As far as I know, my Dad has never read a book in his life. While I grew up reading everything I could get my tiny hands on, he was always there looking after the vegetables and herbs growing in the garden, playing guitar, or watching films. All stuff that I could sit near him doing while I was reading.
Him not being interested in books didn’t matter to me, for as much excitement as I could get from reading a story, I could get ten times that from my Dad and his storytelling.
He didn’t read to us at bedtime. Instead, he’d make up some bizarre story. Often these stories would be heavily dependent on things like science and history, but he scrapped all that shit to make them brilliant. Any finer points that we wanted information on he’d just make some more shit up and tell us so matter-of-factly that I believed everything he said.
His stories were fucking ace. There was one about a voice powered car, which ended up with the car and driver going over a cliff because he forgot the code word for ‘stop’. There was one about how the giraffe got to have such a long neck (he got his head caught in a tree and ran round and round which stretched it out), and once he came and woke us up in the middle of the night to take us outside and show us how the daisies closed their petals inwards which he told us was to keep the pollen warm until the sun came back out. When he lit a match and the petals opened it blew my fucking mind.
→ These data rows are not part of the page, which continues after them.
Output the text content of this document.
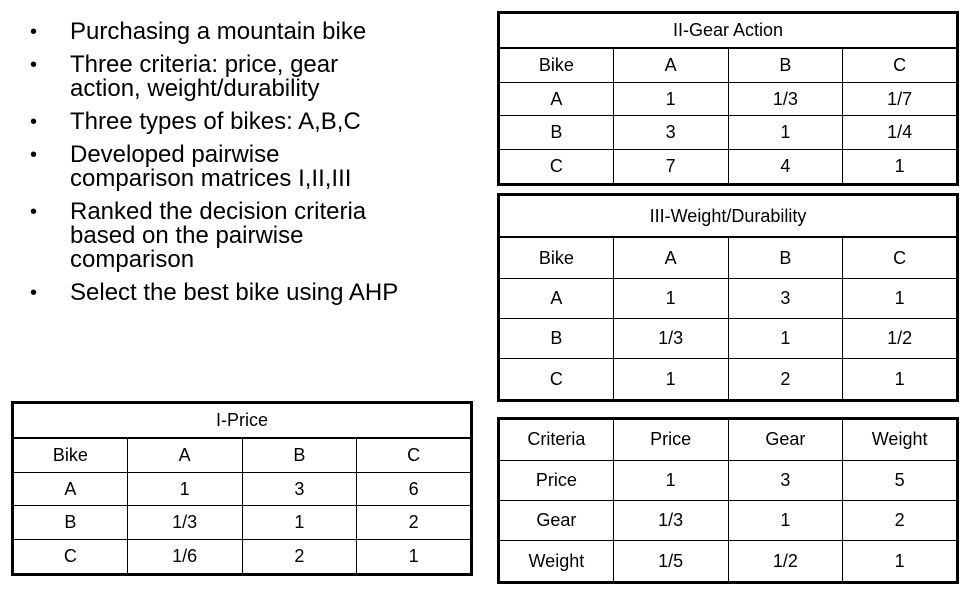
•	Purchasing a mountain bike
•	Three criteria: price, gear action, weight/durability
•	Three types of bikes: A,B,C
•	Developed pairwise comparison matrices I,II,III
•	Ranked the decision criteria based on the pairwise comparison
•	Select the best bike using AHP
II-Gear Action			
Bike	A	B	C
A	1	1/3	1/7
B	3	1	1/4
C	7	4	1
III-Weight/Durability			
Bike	A	B	C
A	1	3	1
B	1/3	1	1/2
C	1	2	1
I-Price			
Bike	A	B	C
A	1	3	6
B	1/3	1	2
C	1/6	2	1
Criteria	Price	Gear	Weight
Price	1	3	5
Gear	1/3	1	2
Weight	1/5	1/2	1
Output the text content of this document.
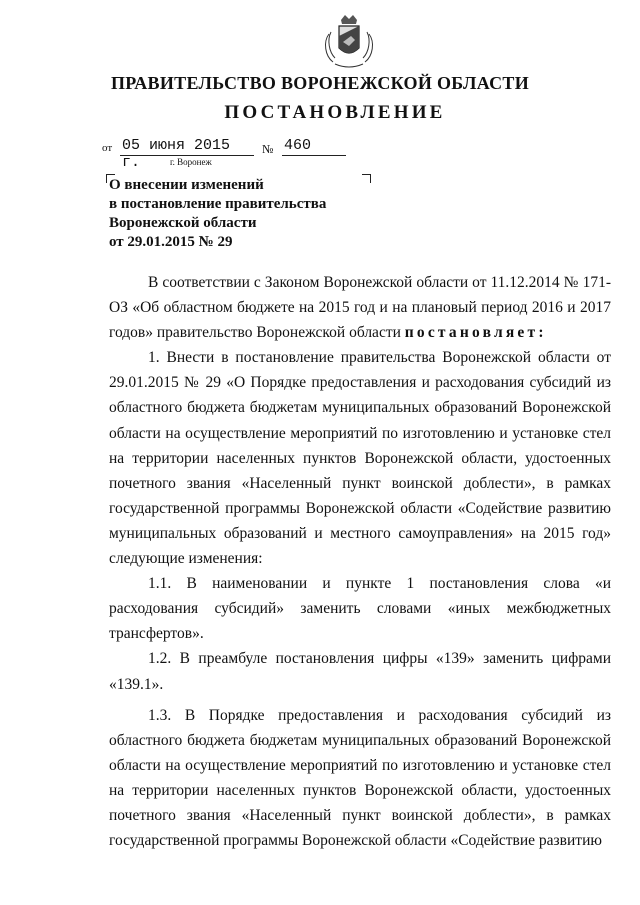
ПРАВИТЕЛЬСТВО ВОРОНЕЖСКОЙ ОБЛАСТИ
ПОСТАНОВЛЕНИЕ
от 05 июня 2015 г.
№ 460
г. Воронеж
О внесении изменений
в постановление правительства
Воронежской области
от 29.01.2015 № 29

В соответствии с Законом Воронежской области от 11.12.2014 № 171-ОЗ «Об областном бюджете на 2015 год и на плановый период 2016 и 2017 годов» правительство Воронежской области постановляет:

1. Внести в постановление правительства Воронежской области от 29.01.2015 № 29 «О Порядке предоставления и расходования субсидий из областного бюджета бюджетам муниципальных образований Воронежской области на осуществление мероприятий по изготовлению и установке стел на территории населенных пунктов Воронежской области, удостоенных почетного звания «Населенный пункт воинской доблести», в рамках государственной программы Воронежской области «Содействие развитию муниципальных образований и местного самоуправления» на 2015 год» следующие изменения:

1.1. В наименовании и пункте 1 постановления слова «и расходования субсидий» заменить словами «иных межбюджетных трансфертов».

1.2. В преамбуле постановления цифры «139» заменить цифрами «139.1».

1.3. В Порядке предоставления и расходования субсидий из областного бюджета бюджетам муниципальных образований Воронежской области на осуществление мероприятий по изготовлению и установке стел на территории населенных пунктов Воронежской области, удостоенных почетного звания «Населенный пункт воинской доблести», в рамках государственной программы Воронежской области «Содействие развитию
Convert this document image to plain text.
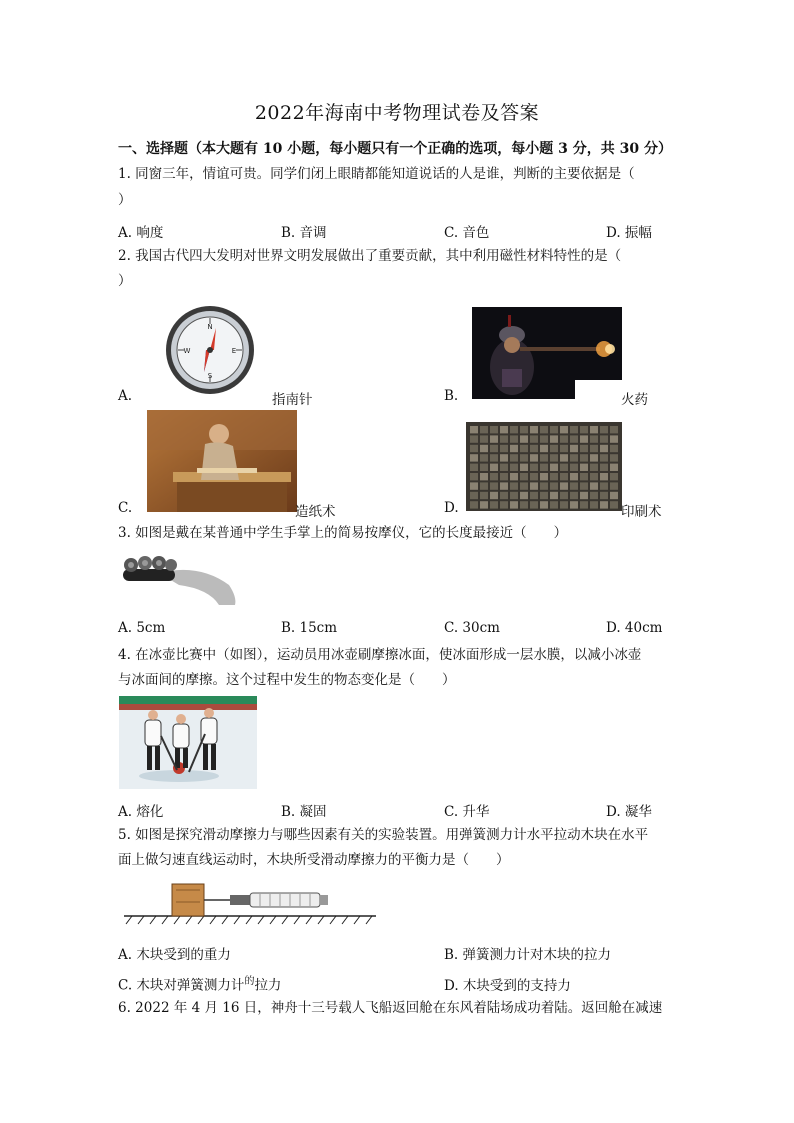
2022年海南中考物理试卷及答案
一、选择题（本大题有 10 小题，每小题只有一个正确的选项，每小题 3 分，共 30 分）
1. 同窗三年，情谊可贵。同学们闭上眼睛都能知道说话的人是谁，判断的主要依据是（
）
A. 响度	B. 音调	C. 音色	D. 振幅
2. 我国古代四大发明对世界文明发展做出了重要贡献，其中利用磁性材料特性的是（
）
A.
N
S
W	E
指南针	B.	火药
C.	造纸术	D.	印刷术
3. 如图是戴在某普通中学生手掌上的简易按摩仪，它的长度最接近（　　）
A. 5cm	B. 15cm	C. 30cm	D. 40cm
4. 在冰壶比赛中（如图），运动员用冰壶刷摩擦冰面，使冰面形成一层水膜，以减小冰壶
与冰面间的摩擦。这个过程中发生的物态变化是（　　）
A. 熔化	B. 凝固	C. 升华	D. 凝华
5. 如图是探究滑动摩擦力与哪些因素有关的实验装置。用弹簧测力计水平拉动木块在水平
面上做匀速直线运动时，木块所受滑动摩擦力的平衡力是（　　）
A. 木块受到的重力	B. 弹簧测力计对木块的拉力
C. 木块对弹簧测力计$^的$拉力	D. 木块受到的支持力
6. 2022 年 4 月 16 日，神舟十三号载人飞船返回舱在东风着陆场成功着陆。返回舱在减速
He’d tape films off the telly and let me believe that they were real. Two examples stick out to me here, once with
Laputa: Castle in The Sky
where, when I told him I thought I might be Lusheeta, Toel Ul (true ruler) of the Castle Laputa in the Sky, he agreed. And when by some weird coincidence my Grandma gave me a necklace with a glassy blue stone on it and I fastened it around my neck truly believing that it was Sheeta’s levitation stone, he watched as I climbed up into a little tree to jump out and see if I’d float. Over and over again. And when I didn’t, he said that Grandma had obviously got the wrong stone, and we put it away somewhere safe, just in case all it was waiting for was me to learn the special spells to awaken its magical powers.
The second one was a bit more special, because it was magic.
He’d recorded a film off the telly called
The Flight of Dragons
. He was really excited about it so Dad, my brother and I all sat down to watch it.
If you haven’t seen it, and I understand that not that many people have, it is about a guy called Peter Dickinson who makes up a board game with characters that he has crafted based on what he knows about fantasy. There are four wizards who represent different shit, a bunch of dragons, a princess, a knight, and all of that kind of gubbins. He ends up in the game with the characters he’s created and at the end fights the evil red wizard Omadon by using science against Omadon’s magic. It is fucking amazing.